"Cloudy days are solved by wind, ocean energy, geothermal, storage,"
Or, as Homer Simpson famously put it..."I dunno; Internet?"
But seriously, there's no significant recycling of solar panels, coal extraction is a known process, and good luck running an industrial economy exclusively on renewables.
> there's no significant recycling of solar panels
There will be when it’s needed in a decade or two. Right now solar farms installed recently have years to go until they’re decommissioned. There’s already processes for it.
There’s no significant recycling of solar panels because they’re still in operation and don’t need to be recycled. Turns out solar panels last decades with only minor degradation so they haven’t needed to be recycled at scale.
They’re almost entirely glass and aluminium anyway. We know how to recycle glass and aluminium.
> storage
There’s the direct answer to your question, cost of installed grid battery storage are getting cheaper by the user and it’s completely viable option at present. It’s not some vague fantasy idea like power plants in space or something, just look at California’s energy mix during peaks that in just a few years has become dominated by solar+batteries.
For longer periods of low-sun in a climate like Ireland see the other renewable options he mentioned. Plus a couple natural gas plants for fallback that can comfortably sit idle until needed.

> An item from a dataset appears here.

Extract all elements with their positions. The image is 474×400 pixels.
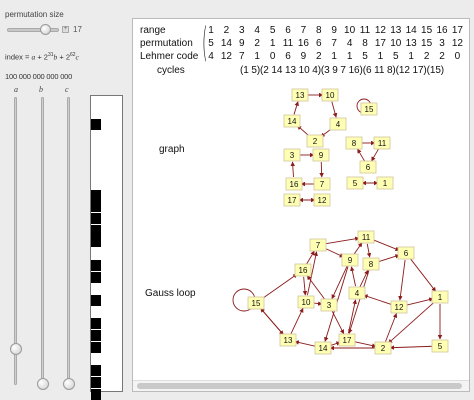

If some combo of renewables are used 90% of the time when possible, no one is going to be mad about modern clean-burning LNG plants compared to a toxic, expensive relic of the past like coal.
Current trends make it clear the future will be renewables, grid battery storage, and however many natural gas plants are needed for reliability based on local climate (plus keeping nuclear online if you already have it). And that “future” is pretty much here already in places like California.